When the white blanket of snow covers the ground, one of the things that becomes quickly revealed is the MANY footprints of the High Park squirrels.
As you start to tune in to these busy footprints, it might make you wonder: what are these squirrels really up to in the winter?
Squirrels don't hibernate, and tend to remain in their dreys or other shelters when temperatures get too cold or when the weather turns windy or stormy. They also have to worry about maintaining a fatty insulation layer on their bodies, making them choosier about how and when they use their energy. However, this does not mean that they aren’t still very busy!
Warmer winter weather, provides an opportunity for squirrels to leave the nest on a foraging trip in the hopes that they will obtain more energy from the food they find than the energy they will expend during their search.

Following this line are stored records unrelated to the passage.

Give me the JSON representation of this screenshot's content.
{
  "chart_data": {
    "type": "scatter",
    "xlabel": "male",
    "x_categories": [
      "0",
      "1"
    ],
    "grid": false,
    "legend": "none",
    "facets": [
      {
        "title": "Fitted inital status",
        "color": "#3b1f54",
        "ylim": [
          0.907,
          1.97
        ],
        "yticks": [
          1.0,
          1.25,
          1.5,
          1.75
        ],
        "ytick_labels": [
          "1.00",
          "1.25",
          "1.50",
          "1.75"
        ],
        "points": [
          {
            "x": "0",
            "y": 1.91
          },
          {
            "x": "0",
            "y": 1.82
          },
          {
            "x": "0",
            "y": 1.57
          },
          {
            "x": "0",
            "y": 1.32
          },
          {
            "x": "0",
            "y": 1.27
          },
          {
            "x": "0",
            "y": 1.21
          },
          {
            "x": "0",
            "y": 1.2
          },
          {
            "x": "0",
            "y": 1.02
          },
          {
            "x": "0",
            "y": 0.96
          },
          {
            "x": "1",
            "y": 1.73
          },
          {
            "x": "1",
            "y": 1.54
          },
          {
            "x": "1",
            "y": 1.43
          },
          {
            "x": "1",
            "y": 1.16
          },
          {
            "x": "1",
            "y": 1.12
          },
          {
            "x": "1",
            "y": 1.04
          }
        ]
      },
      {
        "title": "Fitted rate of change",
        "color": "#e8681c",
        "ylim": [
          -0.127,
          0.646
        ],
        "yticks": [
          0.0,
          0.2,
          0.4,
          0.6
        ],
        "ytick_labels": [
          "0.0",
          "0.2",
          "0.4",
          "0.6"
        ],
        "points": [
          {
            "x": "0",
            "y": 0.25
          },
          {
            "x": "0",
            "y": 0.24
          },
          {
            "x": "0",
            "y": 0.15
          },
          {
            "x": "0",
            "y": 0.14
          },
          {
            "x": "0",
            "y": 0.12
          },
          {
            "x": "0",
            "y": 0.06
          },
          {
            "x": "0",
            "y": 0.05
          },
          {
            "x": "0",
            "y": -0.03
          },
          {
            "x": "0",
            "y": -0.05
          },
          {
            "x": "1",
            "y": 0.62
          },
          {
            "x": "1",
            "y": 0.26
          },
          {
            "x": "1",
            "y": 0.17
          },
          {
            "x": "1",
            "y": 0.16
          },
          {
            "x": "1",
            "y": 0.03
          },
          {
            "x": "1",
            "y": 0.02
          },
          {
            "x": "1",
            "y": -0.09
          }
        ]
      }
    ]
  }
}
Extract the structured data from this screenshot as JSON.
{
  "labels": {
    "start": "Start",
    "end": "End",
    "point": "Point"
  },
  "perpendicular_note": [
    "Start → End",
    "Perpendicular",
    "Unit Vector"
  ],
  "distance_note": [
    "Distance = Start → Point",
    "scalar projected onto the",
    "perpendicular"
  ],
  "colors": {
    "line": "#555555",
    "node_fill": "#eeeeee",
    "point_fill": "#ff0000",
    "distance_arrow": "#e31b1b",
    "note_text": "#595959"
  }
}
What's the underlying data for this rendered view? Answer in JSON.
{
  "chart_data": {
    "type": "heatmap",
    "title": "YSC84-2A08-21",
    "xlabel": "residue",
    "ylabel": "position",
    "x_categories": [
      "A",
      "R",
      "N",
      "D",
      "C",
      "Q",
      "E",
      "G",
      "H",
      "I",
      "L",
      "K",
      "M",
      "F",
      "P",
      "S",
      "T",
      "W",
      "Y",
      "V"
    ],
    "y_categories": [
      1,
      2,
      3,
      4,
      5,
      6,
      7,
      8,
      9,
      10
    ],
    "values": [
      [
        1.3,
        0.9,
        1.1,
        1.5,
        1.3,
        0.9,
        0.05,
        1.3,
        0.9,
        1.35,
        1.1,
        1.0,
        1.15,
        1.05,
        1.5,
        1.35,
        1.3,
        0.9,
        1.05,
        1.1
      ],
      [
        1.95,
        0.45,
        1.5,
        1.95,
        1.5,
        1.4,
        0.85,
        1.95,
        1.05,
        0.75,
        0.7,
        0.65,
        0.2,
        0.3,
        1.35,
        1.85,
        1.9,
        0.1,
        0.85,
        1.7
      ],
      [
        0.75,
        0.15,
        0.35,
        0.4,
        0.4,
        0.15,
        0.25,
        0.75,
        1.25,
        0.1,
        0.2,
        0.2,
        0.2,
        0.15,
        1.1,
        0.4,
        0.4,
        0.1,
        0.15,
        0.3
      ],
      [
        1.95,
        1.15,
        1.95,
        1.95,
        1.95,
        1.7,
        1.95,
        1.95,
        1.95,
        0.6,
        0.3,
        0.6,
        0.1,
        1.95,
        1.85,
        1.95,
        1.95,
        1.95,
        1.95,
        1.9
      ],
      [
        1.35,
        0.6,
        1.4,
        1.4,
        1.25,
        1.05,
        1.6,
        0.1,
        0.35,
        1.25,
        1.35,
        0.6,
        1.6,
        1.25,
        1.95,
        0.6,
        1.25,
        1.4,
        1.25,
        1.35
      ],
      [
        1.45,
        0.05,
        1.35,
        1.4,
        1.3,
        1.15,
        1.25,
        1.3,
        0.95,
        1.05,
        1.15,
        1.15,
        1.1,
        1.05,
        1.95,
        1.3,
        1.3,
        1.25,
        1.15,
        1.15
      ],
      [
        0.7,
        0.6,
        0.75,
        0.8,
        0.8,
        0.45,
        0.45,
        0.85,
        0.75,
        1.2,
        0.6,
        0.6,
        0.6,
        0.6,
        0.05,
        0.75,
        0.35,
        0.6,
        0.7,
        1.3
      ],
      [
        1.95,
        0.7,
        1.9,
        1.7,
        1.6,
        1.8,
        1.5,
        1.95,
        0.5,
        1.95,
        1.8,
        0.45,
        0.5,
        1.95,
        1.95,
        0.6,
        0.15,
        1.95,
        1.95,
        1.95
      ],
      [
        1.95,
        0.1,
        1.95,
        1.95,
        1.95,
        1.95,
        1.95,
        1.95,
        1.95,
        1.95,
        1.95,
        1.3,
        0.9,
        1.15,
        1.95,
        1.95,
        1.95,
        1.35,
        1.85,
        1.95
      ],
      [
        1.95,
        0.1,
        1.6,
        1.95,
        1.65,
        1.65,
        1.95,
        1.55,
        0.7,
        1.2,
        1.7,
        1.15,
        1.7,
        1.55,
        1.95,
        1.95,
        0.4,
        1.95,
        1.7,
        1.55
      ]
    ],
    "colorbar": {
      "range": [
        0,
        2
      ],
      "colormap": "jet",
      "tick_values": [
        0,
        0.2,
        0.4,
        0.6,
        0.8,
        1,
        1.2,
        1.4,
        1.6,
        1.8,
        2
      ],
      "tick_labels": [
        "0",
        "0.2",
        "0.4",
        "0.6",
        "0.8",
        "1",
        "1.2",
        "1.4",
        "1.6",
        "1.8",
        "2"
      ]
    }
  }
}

On these foraging trips, squirrels will primarily look for stores of nuts, such as acorns, for calories and fat to support them through the winter. Squirrels will also eat bugs, bird eggs, soil, mushrooms, and animal bones, if they are able to find it. As for water, they will drink twice a day and will eat snow to remain hydrated.
Food is not the only reason behind the winter busyness of squirrels! Although it might seem like an unnecessary energy expense, squirrels will mate during the winter season. In fact, the January matings are what produce the litter of squirrels we see around march.
Keep an eye out for busy squirrels and their footprints on your next visit to High Park!